Exclusive: Why Mavs Won't QO Collison

Is it 'the Mavs will let Collison go' vs. 'Dallas' qualifying offer on Collison is only $3.3 mil, so this is an easy decision'? Nope. Both assumptions are wrong. DB.com has learned exclusively that the actual QO on RFA Darren Collison is exactly $4,531,459 - a QO he'll never get. And yet the Mavs want to juggle Collison back onto the roster using a formula that includes the likes of Dwight Howard.

DallasBasketball.com has researched the Dallas Mavericks' situation on Darren Collison and our findings conflict with so much of what you've read.

Oh, and our findings from inside Mavs HQ are also correct.

First, to DC's status (with help from the incomparable David Lord).
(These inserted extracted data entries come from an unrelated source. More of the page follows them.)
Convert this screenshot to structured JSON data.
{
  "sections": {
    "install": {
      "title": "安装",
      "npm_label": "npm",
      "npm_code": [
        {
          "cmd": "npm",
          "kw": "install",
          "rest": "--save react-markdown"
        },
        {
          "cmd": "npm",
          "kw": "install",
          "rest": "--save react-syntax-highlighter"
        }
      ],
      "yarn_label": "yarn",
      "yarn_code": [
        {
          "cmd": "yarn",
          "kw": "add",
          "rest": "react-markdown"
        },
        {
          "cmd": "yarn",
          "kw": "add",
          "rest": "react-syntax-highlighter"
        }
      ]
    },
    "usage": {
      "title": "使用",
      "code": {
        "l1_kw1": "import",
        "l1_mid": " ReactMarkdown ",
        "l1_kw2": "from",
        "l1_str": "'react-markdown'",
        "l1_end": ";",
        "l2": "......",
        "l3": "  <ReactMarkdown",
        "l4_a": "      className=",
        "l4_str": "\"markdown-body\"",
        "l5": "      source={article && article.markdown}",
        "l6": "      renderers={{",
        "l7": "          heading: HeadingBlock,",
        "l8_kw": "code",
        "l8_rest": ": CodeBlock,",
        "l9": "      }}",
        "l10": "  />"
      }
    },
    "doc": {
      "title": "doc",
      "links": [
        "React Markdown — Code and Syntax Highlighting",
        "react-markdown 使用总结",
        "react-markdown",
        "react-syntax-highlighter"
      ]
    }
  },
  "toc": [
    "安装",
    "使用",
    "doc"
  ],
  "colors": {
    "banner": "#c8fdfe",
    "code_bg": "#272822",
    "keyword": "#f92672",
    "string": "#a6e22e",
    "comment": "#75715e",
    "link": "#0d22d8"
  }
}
On July 1, he can become a restricted free agent. Dallas can make him a QO by June 30. That is a written standing offer for one year, is required to make the player a "restricted" free agent, allowing the Mavs the opportunity to match any contract he's offered. It remains in place until the player a) signs a deal, b) signs the QO, c) gets to Oct 1, or d) the QO is renounced.

The QO cannot be renounced unilaterally after 7/23; the player can sign the qualifying offer, play for a year in Dallas, and the next summer will be unrestricted. (The QO can become a starting point; It is unusual for a player to accept the qualifying offer)

It's already been written many times that Collison's QO will be for $3.3 million -- 125 percent of his last-year's salary.

But DB.com has learned that's incorrect.

The new CBA has a new formula that factors in draft position of the player and his previous year's playing time. Using that complicated formula, DC's qualifying offer number must be $4,531,459.

(Premium Mavs fans can see our exclusive calculations and how we arrived at them for all Mavs contracts here.)

Now, is Collison worth $3.3 million? Undoubtedly. At 25, he was mature enough to swallow his pride when the starting job was denied him, agreeing to come off the bench for his averages of 12 points and five assists per game -- right on par with his career averages.

And DC tells me in a one-on-one interview that he wishes to return to Dallas.

"I didn't feel like I was always given a chance to be the starter,'' he said. "But I want to come back. I want to work with Coach, with me and O.J. in the backcourt together, and especially with Dirk for a full season.''

The Mavs are impressed by that, even as DC struggles with pick-and-roll defense and with so many facets of passing in the halfcourt offense.

So yes, he's worth $3.3 mil. But that's not the number.

Is he worth our newly-discovered calculation of $4,531,459? Yes. But worthiness of the number isn't the point.
The Mavs' "Plan Powder'' doesn't allow for a June 30 commitment to a backup point guard (or much of anything else). That's the eve of July 1, when the Dwight Howard/Chris Paul-led shopping season begins. Give DC a $4,531,459 qualifying offer and you've just eaten into the $18-million max salary you are plan on offering a big-fish free agent.

The Mavs WILL NOT make a qualifying offer to Darren Collison. They want him back, but the timing of the QO means that won't be the method.

The Mavs will keep in touch with Collison and his representatives. They will make sure he feels wanted. (All the while knowing they risk losing him to some team willing to give him, say, a four-year deal in excess of $16 mil.) But they will also let him know what you now know: That not signing him to a QO -- at any price -- gives them the maximum flexibility necessary to bring Collison back to a roster that, if the plan works, will be much improved.